Will the Lakers’ Untimely Playoff Exit Derail Surging NBA TV Ratings?

As rumors swirl of a girlfriend-spawned feud between Los Angeles stars Kobe Bryant and Pau Gasol, league broadcasters TNT, ESPN and ABC must carry on without their biggest draw

Did girl trouble not only ruin the Los Angeles Lakers chances for a championship threepeat, but also the National Basketball Association's broadcast partner's chances of scoring record ratings growth?

Even if widely circulating rumors about a feud between Lakers stars Kobe Bryant and Pau Gasol are true, the latter hypothesis might be stretch.

But tying the Lakers' far run into the NBA playoffs the last three springs to surging pro-hoops ratings for TNT, ESPN and ABC isn't nearly so far-fetched.

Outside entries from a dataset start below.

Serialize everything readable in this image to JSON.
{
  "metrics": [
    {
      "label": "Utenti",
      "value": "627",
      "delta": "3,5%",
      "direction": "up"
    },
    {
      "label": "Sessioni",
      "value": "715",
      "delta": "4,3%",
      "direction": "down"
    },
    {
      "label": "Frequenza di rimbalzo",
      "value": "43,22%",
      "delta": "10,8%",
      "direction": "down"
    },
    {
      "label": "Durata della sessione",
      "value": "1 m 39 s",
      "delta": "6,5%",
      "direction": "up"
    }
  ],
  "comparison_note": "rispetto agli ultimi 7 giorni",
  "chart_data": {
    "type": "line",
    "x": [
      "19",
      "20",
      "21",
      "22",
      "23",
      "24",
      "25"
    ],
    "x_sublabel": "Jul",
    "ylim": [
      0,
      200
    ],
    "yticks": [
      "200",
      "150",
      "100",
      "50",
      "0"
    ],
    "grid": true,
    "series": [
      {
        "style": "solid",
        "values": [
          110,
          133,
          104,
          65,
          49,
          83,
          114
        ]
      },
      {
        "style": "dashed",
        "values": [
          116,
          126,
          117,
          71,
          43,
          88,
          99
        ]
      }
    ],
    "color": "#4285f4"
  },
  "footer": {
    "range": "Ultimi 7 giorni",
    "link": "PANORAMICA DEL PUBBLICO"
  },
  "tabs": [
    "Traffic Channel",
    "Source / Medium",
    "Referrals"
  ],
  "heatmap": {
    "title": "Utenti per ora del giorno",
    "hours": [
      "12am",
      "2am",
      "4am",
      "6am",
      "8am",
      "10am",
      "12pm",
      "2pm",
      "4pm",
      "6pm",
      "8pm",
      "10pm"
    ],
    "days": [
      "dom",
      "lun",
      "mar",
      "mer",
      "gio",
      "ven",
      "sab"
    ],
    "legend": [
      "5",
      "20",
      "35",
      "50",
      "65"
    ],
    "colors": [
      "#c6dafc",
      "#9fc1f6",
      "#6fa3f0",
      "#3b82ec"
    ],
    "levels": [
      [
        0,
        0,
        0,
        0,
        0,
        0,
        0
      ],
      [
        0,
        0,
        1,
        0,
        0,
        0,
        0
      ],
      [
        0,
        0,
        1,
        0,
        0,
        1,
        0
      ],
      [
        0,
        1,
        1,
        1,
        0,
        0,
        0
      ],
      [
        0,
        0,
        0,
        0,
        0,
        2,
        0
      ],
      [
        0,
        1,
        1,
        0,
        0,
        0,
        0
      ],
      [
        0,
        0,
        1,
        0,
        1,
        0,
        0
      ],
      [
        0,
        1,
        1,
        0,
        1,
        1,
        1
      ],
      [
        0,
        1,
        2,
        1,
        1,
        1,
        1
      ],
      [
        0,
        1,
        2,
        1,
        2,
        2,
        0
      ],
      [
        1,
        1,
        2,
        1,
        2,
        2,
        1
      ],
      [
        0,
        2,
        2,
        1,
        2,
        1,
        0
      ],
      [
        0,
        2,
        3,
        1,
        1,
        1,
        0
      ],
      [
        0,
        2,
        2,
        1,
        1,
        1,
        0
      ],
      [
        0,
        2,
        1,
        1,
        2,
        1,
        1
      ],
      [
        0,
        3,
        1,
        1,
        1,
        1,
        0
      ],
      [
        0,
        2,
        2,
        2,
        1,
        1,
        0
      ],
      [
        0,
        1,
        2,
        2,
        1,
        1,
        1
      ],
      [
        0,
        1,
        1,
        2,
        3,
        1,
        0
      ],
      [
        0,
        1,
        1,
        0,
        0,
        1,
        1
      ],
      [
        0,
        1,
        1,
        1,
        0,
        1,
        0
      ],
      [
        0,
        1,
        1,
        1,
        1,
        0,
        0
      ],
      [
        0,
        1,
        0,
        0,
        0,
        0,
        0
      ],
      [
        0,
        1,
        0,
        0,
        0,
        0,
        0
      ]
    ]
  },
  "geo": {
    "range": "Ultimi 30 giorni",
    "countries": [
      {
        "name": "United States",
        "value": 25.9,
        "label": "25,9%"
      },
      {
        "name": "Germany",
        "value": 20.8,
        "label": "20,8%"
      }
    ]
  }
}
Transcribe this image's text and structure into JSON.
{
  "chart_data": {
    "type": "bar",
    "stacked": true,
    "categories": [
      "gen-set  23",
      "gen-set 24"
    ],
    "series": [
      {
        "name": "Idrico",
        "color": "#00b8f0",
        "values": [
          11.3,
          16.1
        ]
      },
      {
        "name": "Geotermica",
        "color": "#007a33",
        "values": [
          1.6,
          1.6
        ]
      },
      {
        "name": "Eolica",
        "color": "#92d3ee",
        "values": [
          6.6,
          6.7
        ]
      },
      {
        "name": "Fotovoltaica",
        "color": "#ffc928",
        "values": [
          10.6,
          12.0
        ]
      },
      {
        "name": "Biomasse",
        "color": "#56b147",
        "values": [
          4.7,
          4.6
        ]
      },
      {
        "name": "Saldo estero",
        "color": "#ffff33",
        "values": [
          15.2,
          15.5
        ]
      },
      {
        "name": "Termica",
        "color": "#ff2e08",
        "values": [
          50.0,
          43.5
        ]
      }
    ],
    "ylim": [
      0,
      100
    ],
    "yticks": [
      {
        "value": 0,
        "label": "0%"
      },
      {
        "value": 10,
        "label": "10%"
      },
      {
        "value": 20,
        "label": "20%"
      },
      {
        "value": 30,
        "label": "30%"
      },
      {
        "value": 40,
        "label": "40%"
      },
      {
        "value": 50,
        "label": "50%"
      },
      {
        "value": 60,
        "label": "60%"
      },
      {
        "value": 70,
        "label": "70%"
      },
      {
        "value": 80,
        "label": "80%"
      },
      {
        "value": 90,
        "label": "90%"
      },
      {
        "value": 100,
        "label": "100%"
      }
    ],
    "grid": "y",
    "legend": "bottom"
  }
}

Also read: NBA Playoffs: Viewers Up 32% to 4.2M for TNT's 1st Round Coverage

On Sunday, the defending league champions were emphatically swept out of the playoffs by the Dallas Mavericks, ending a string of three straight Lakers appearances in the Western Conference Finals and the NBA Finals.

And it was the Lakers re-emergence as a league power in 2008 that coincided — directly, most broadcast executives will tell you — with ratings renewal for the NBA, which had seen its TV numbers bottom out the previous spring. That 2006-07 season culminated in the mid-market San Antonio Spurs beating the Rust Belt-centered Cleveland Cavaliers for the league title.

Game 4 of that Spurs sweep produced only a 6.5 rating/12 share total audience rating, representing only about a third of the viewers who had turned out a decade earlier to watch the Michael Jordan-led Chicago Bulls take out the Utah Jazz for the 1996-97 NBA title.

But then, in 2008, the Lakers — a perennial ratings draw even in down market for televized basketball — secured Spanish star Pau Gasol in what many considered a trade coup. The Lakers went through all four rounds of playoffs, ultimately succumbing to their ancient rivals, the Boston Celtics, but the ratings spike was on.

Ratings for that Finals round increased a whopping 50 percent from the previous year — great news for TNT owner Turner Networks and ABC/ESPN parent company Disney, which jointly shell out about $930 million a season for domestic broadcast and digital rights to the league.

The NBA's TV ratings kept picking up steam through Sunday, with TNT's coverage through 29 playoff games up, on average, by 26 percent over 2010.

Not surprisingly, the league and its broadcasters are reluctant to publicly admit they're dismayed that the Lakers are out of the playoffs.

Remarking on last year's surging playoff ratings, a Turner official said it was the competitiveness of the series — and not as much the teams involved — that drive the TV numbers the most.

“The longer these series go, the more momentum and audience they gain,” the executive said.

Privately, network officials are not happy with the possibility of, say, the Atlanta Hawks squaring off against the Memphis Grizzlies in the Finals.

In terms of big draws, all is not lost for the league, which could see the star-laden Miami Heat — home of LeBron James — face off against the Chicago Bulls in the Eastern Conference Finals.

But whether the networks can continue their winning streak without the Lakers in the starting lineup is very much in question.